La Pendolina si curvò sotto i pugni senza far atto di difesa o di dolore. Si sarebbe anzi detto che un sorriso di intima soddisfazione le avesse allegrata la faccia al cominciare di quella dirotta. Ma come poi Fanfirla seguitava con una certa insistenza indiscreta, la ragazza pensò di spiegar anch’essa le unghie e, alzate le mani, lo graffiò sul viso.

A quel segno di rivolta il monello perdette il lume degli occhi.

— Ah sì?! — gridò ferocemente — piglia, piglia, piglia, infame, strega, assassina...

E le appoggiò tre pugni così sodi nel mezzo del seno, che la poverina con un rantolo soffocato andò a stramazzare in terra a qualche passo da lui.

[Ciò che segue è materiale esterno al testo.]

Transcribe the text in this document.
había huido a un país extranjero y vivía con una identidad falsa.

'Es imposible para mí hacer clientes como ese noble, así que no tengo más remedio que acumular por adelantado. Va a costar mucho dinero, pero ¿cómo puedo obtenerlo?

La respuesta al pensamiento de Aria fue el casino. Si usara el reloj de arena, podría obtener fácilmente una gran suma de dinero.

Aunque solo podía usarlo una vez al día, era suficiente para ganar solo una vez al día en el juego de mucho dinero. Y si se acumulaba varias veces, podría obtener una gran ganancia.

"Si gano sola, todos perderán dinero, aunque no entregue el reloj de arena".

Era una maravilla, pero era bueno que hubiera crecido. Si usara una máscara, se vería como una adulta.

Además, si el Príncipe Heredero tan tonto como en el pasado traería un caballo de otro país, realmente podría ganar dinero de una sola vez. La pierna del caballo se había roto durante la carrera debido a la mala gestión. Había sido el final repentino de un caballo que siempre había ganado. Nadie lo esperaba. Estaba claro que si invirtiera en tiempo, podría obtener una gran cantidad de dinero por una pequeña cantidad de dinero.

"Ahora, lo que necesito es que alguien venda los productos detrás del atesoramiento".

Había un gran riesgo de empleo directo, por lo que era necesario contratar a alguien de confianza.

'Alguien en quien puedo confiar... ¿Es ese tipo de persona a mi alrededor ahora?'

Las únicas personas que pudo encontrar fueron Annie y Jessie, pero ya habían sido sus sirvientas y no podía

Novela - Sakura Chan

Mentre Fanfirla picchiava così, il coro aveva proseguito a cantare lento, intuonato, come se nulla fosse: i giuocatori non avevano neppure voltato il capo, e le compagne, fatto circolo intorno ai litiganti, si tenevano le costole dal ridere.

Quando però videro cadere la compagna, le furono intorno pietose a soccorrerla, non senza dar sulla voce a Fanfirla. Il quale, colla testa alta, lo sguardo sicuro, come se avesse fatto una prodezza, tornò a sedersi presso i giuocatori di morra.